Депрэ стал искать ощупью в темноте и вскоре нашел.
— Вот превосходно-то! — воскликнул он. — Это мои серые бархатные брюки! Как раз то, что тебе нужно!
— Давай их сюда! — сердито закричала Анастази, но как только она взяла их в руки, мысль надеть мужские панталоны показалась ей чудовищной. С минуту она стояла молча, держа их в руках, затем сунула их обратно мужу и сказала: — Дай их Алине! Бедняжка, ведь она девушка…
— Глупости! — возразил доктор. — Алина ничего не сознает, она себя не помнит от страха, и кроме того, она простая крестьянка. Но я серьезно опасаюсь за тебя, ты такая неисправимая домоседка, тебе подвергать себя действию этого холодного ночного воздуха положительно опасно. Как видишь, и моя забота о твоем здоровье, и твоя фантастическая стыдливость клонятся к одному и тому же средству спасения — к моим панталонам. — И он снова протянул их к жене, держа совсем наготове.

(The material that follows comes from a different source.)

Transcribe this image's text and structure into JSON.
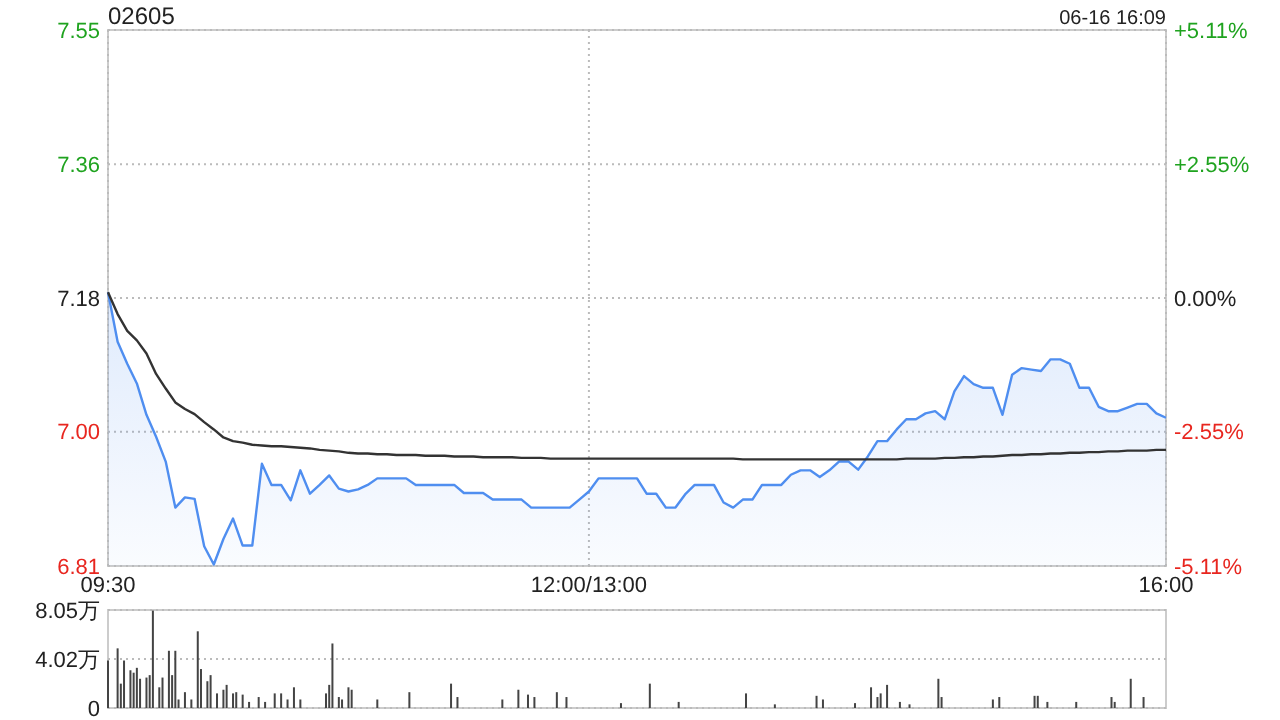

— Нет, это невозможно, невозможно! — воскликнула она. — Ты этого не можешь понять, — добавила она с достоинством, — но не убеждай меня больше!

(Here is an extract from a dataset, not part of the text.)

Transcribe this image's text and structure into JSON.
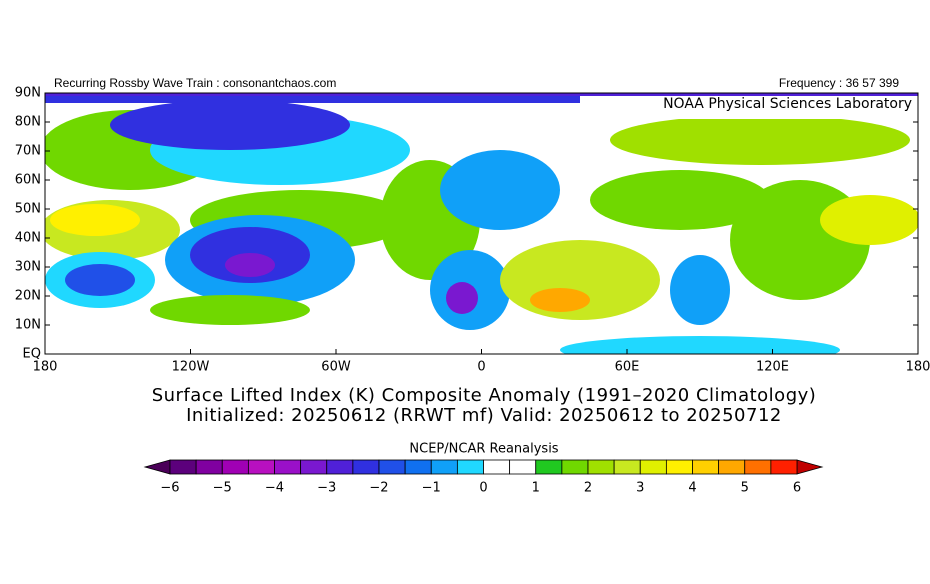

Тем временем уже подоспела помощь. Со стороны улицы невозможно было проникнуть в сад, так как ворота и калитку завалило кирпичом и обломками балок, и устоявшие еще остатки дома ежеминутно грозили обрушиться и засыпать неосторожных, которые осмелились бы подойти слишком близко. Но, по счастью, между садом доктора и соседским огородом, лежащим вправо от владений Депрэ, находился живописный и столь полезный во многих случаях деревенской жизни общественный колодец. Оказалось, что калитка в ограде докторского сада была не заложена и не замкнута, и под сводчатым входом этой калитки, слегка приотворившейся, просунулась в щель сперва бородатая физиономия мужчины, а затем волосатая, мозолистая рабочая рука с фонарем, осветившим то таинственное царство мрака, где несчастная Анастази скрывала свое отчаяние. Свет ложился пятнами то тут, то там между корявыми и частыми стволами старых яблонь и груш, скользил по мокрым от росы и дождя лужайкам, но центром всеобщего внимания был не свет фонаря, а сам фонарь и ярко освещенное им лицо человека, явившегося на помощь пострадавшим. Только одна Анастази всячески старалась укрыться, спрятаться от него, забираясь в самый дальний и самый темный угол беседки, и испытывала болезненное, неприятное чувство от этого вторжения постороннего человека в пределы ее владений.
— Сюда, сюда! — кричал человек с фонарем остававшимся за его спиною людям. — Все ли вы живы? — спрашивал он находившихся в саду.
Алина, продолжая визжать, кинулась к вновь пришедшему, и ее тотчас же подхватили сильные руки и протащили в щель полузаваленной калитки головой вперед на улицу.
— Ну, Анастази, теперь иди ты, — сказал доктор, — теперь твоя очередь.
— Я не могу!.. Нет, нет, я не могу!.. Оставь меня, — простонала госпожа Депрэ.
— Неужели же нам всем из-за тебя тут погибать! — крикнул муж. — Оставаясь неодетым здесь, на таком холоде, можно простудиться и умереть!
— Нет, нет! Иди ты, иди пожалуйста! Уходите все, прошу вас, оставьте меня здесь; мне теперь совершенно тепло, уверяю тебя, Анри!